Spencer’s family then notified CARES that he would need a new service dog. CARES took a month to train a mobility assistance dog to exactly fit Spencer’s needs. On Dec. 9, 2015, Whoopi was placed in Spencer’s care. However, Spencer’s initial bonding and training with Whoopi was a bit different than it was with Monroe.

“During the first two weeks we had Whoopi in our home, Spencer was the only family member allowed to touch her or address her,” Bec said. “That was really hard on us, but really important for their bonding. Whoopi has to see Spencer as her alpha for her to bond with him, listen to him, follow his commands and want to work for him. This was really the most important part of their training. We didn’t do this as well with Monroe. The result was that Monroe didn’t listen to Spencer as well as the rest of the family.”

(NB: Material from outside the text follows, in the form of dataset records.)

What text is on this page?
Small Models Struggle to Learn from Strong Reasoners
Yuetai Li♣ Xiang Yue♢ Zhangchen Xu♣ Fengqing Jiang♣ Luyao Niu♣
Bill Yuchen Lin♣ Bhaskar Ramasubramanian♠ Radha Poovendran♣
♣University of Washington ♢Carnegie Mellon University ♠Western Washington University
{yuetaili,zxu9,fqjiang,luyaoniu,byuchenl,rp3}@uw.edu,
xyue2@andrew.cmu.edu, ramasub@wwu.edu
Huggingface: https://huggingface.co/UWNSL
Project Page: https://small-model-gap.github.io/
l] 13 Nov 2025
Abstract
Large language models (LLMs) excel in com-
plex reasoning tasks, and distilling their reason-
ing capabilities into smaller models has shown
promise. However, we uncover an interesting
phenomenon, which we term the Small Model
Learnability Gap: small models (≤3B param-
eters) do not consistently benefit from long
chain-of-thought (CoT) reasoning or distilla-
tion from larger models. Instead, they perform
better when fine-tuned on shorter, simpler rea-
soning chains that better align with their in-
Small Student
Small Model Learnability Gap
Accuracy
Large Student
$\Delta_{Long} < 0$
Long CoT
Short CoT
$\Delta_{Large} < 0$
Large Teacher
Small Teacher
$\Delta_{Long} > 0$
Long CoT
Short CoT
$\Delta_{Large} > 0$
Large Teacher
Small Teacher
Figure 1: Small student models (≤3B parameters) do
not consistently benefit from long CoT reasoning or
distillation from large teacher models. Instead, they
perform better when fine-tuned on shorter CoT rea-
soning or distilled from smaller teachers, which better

Whoopi is a much larger dog than Monroe. Monroe was around 75 pounds, whereas Whoopi weighs in at over 140 pounds. Whoopi’s size categorizes her as an extra-large dog. This also means that she has a higher center of gravity than Monroe, which helps Spencer maintain his balance.

Not only does Whoopi help maintain Spencer’s balance, but she also helps boost his self-esteem. She is there for Spencer and comforts him when he deals with normal teenage issues. She licks his face and helps him walk a little taller.

“They look at the dog,” Bec said. “It moves the attention to, ‘Why does that kid get a dog in the grocery store?’ rather than, ‘Why does that kid have crutches?’”

Whoopi doesn’t only instill a sense of comfort and independence in Spencer, but she instills this in his parents as well. His parents now see him becoming more independent and don’t have to worry as much about Spencer having low self-esteem because of people looking at him for his disabilities.

“He doesn’t want to be seen as a kid with disabilities,” Bec said. “He wants to be seen as a kid. What is more typical than a boy with a dog?”